What we had to do with the squad this week

Reporter: Matthew Chambers
Date published: 24 December 2014


ATHLETIC’S players have experienced a ‘stick and cuddle’ approach this week in a bid to coax them back into form.

Manager Lee Johnson, who tore into his side after the first of successive embarrassments against Yeovil, has revealed how the latest hammering at the hands of relentless MK Dons provoked him into adopting a softly-softly approach.

And, digging into his memory banks, he revealed how his manager father Gary’s unorthodox idea helped to turn around a streak of five defeats from six almost a decade ago — a sequence which, once ended, enabled the Glovers to move on and collect the League Two title.

“We wouldn’t run, we had no touch — it was unbelievable,” said Johnson (pictured at yesterday’s press conference) of the Huish Park club’s barren spell, towards the end of a 2004-05 campaign they had previously dominated.

“We were completely gone and at the time, I was getting married and my dad said, ‘everyone has four days off’.

“I took the chance to go to Marbella with my best mate and nearly ended the wedding!

“We had a great time, with all the lads going their separate ways. We came back and were 2-1 down to Mansfield and won 5-2.

“We never looked back and ended up winning the division.”

The time for barracking fragile individuals has gone, Johnson indicated, and he wants the home supporters at SportsDirect.com Park to be fully behind their side to help defeat basement club Crewe on Boxing Day.

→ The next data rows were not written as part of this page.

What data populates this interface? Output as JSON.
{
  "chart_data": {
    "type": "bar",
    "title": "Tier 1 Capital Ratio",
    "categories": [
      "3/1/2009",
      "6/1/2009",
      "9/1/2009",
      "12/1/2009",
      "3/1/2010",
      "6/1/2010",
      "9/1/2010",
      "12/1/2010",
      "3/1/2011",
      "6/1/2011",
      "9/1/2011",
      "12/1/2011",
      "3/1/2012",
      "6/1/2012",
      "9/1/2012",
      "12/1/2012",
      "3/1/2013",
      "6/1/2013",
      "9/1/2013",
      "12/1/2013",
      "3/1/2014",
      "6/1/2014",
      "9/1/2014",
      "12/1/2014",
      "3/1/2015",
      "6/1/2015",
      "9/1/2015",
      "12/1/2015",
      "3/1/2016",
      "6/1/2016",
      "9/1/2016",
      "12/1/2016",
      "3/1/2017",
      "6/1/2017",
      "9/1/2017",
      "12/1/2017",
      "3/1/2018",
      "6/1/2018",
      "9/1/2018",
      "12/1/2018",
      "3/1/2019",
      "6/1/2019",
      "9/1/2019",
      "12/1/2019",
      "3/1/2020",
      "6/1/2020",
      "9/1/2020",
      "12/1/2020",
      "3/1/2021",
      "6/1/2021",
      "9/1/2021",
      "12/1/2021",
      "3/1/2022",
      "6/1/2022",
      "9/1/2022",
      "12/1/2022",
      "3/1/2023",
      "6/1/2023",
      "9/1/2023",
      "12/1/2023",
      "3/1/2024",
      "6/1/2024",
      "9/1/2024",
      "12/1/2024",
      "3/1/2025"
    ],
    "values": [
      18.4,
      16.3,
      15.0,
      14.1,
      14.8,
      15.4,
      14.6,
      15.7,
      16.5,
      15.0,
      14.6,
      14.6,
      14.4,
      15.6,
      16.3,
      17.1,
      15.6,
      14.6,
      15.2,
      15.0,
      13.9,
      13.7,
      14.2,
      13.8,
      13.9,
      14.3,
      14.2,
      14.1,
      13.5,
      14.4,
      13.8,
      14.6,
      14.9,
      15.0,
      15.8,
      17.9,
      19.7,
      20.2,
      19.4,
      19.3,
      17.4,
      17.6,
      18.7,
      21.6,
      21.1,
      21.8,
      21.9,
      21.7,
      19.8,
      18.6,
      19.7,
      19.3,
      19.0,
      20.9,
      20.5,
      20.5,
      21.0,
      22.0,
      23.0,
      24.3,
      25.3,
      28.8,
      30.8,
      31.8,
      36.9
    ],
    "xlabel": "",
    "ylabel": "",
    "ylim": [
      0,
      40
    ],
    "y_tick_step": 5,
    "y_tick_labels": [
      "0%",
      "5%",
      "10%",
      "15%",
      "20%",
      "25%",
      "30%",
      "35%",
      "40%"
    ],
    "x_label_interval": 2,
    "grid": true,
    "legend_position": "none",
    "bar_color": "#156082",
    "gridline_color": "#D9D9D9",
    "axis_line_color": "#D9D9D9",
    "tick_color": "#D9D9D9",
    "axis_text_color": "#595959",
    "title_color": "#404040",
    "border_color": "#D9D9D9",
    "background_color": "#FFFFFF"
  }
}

He added: “You hit them with a stick and then give them a cuddle. That’s what we have had to do with the squad this week.

“We go into Friday in really poor form on an individual basis, but I believe I will put a team out that will run about and give their all against a Crewe side that is struggling.

“We will try to win and take the game to them, hopefully with individuals getting their games going with the support of the crowd.”

And as for suspicions of an off-field issue hanging over the club being responsible for the mystifying slump, Johnson said that wasn’t the case.

“I think the players have genuinely been really hurt and 99-per-cent of them are very disappointed in themselves,” he added.

“We have had two really poor performances in a row. There has been no issue — nothing like that. Everybody gets on great.

“It might be a crisis in confidence and sometimes that happens in football.

“But at the same time, we are in a fantastic position. If someone had been in a coma from the first week of the season to wake now, seeing us one point outside of the play-offs, they would view it as a successful time.

“It has, but at the same time it’s the manner of these defeats we need to get rid of.

“We have been very organised and our back four has been solid. Then in these two games, it is like the parting of the Red Sea.

“For whatever reason, as a team we haven’t blended and, of course, I have to take that fully on. But players have to look at themselves and say ‘why is this?’

“Is it confidence, is it help needed tactically, is it their mate they need to dig them out of trouble?

“The truth is, we had six or seven players completely fold against an MK Dons side who I think will win the division comfortably.

“I never thought one of my sides would get done like that.

“You speak to players afterwards and it is good that you find out things about their personal lives you didn’t know before.

“And you can help them with that. What we have done this week — and we will find out whether it is right on Friday — is attempt to rebuild confidence and rebuild the group.

“What we had done really well is push this group to a place where everybody thought they probably couldn’t be.

“We were third favourites for relegation and have come through to surprise people. Now, we are not a surprise package and people look at us as a bit of a scalp.

“That brings a different pressure. Sometimes you might push the players to a point where you have to ease off — not just as a management staff but also as fans and as a club, and have to boost them and encourage them into believing they can be the players we all know they can be.”